The ossification of the cochlea is mentioned in literature as a known major difficulty in patients having meningitis in their medical record. Still, one would expect to discover the process to a certain degree from imagistics. Our case proved that it is not always possible to ascertain these abnormalities in detail. Performing an operation on such patients should always be done with caution and with different types of electrode arrays at hand. Also, certain rules should be discussed with the manufacturers of cochlear implants regarding a proper decision to implant these cases.

Malformations of the inner ear are always difficult tasks for the surgeon. Some of the cases can show gusher intraoperatively and others prevent a full normal insertion of the array. In order to overcome these limitations, paying attention to operative details can be efficient: perform a small cochleostomy, use conical external base arrays and a thorough intraoperative sealing of the inner ear.

Cochleas that prevent full electrode array insertion can be challenging. The use of short arrays and the partial insertions or voluntary inactivation of some of the electrodes postoperatively can all yield good results, from our experience.

The discussion about the implant bed and the fixation is still on debate.

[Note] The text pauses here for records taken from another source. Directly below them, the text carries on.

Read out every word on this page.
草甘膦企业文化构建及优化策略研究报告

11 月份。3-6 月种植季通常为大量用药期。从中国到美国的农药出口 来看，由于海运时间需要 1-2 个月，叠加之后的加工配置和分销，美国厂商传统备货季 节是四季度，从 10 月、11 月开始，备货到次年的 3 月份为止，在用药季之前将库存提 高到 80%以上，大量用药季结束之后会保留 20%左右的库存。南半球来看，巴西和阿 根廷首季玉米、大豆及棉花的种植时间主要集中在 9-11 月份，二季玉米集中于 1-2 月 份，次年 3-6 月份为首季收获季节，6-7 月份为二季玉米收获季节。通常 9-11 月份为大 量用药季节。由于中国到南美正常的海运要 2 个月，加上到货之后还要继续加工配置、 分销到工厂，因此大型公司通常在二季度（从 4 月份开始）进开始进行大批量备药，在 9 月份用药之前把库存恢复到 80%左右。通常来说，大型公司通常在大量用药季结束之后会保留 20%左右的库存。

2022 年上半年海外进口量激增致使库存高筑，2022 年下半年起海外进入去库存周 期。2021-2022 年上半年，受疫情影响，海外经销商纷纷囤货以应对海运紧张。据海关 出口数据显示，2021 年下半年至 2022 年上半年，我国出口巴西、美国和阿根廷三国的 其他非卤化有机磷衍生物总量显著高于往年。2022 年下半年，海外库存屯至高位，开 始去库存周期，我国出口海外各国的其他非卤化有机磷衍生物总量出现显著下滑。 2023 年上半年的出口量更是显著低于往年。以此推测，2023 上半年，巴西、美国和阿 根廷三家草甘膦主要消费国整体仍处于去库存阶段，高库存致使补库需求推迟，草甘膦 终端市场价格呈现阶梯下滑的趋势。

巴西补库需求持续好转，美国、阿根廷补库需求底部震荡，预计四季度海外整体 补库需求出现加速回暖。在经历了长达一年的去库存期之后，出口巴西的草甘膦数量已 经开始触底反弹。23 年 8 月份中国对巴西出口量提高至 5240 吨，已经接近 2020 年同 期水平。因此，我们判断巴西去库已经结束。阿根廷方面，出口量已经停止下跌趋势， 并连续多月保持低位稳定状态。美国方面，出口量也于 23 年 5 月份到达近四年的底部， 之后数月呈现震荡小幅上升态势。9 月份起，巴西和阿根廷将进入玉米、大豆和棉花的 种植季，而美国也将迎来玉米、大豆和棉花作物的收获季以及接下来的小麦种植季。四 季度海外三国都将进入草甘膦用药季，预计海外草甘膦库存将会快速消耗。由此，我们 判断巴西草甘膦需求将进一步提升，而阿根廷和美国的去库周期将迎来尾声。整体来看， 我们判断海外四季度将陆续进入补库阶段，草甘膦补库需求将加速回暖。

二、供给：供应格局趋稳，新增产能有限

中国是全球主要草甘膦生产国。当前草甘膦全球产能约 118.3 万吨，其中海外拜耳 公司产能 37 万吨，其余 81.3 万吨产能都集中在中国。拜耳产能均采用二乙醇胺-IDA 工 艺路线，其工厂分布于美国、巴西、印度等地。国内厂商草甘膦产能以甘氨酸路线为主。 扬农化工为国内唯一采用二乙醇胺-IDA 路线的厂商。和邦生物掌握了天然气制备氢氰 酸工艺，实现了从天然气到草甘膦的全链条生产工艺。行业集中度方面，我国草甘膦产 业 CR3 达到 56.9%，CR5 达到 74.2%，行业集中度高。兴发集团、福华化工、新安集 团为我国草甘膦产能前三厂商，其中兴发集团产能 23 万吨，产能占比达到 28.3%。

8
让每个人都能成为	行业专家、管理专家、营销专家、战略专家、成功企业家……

Although, on esthetical grounds, having the smallest profile of the implant remains a goal, small children do not provide enough bone to drill a deep implant bed. If drilling is performed until a much thin osseous island remains, it is possible that a mechanical compression of the dura appears, by consequent fracture of that bone. That particular case and sometimes the fixation pins present on some of the devices can represent causes for neurological abnormal stimulation. Our reported patient did not have any other symptoms, before the cochlear implant.

Conclusions

The cochlear implant is a very useful procedure in selected patients. Proper indications, good preoperative imagistics, consistent knowledge of the temporal bone anatomy and meticulous surgical technique help preventing complications in these cases. Particular considerations can also be given to electrode arrays shape, consistency and material. Some of them require a systematic fixation for good results and complication prevention.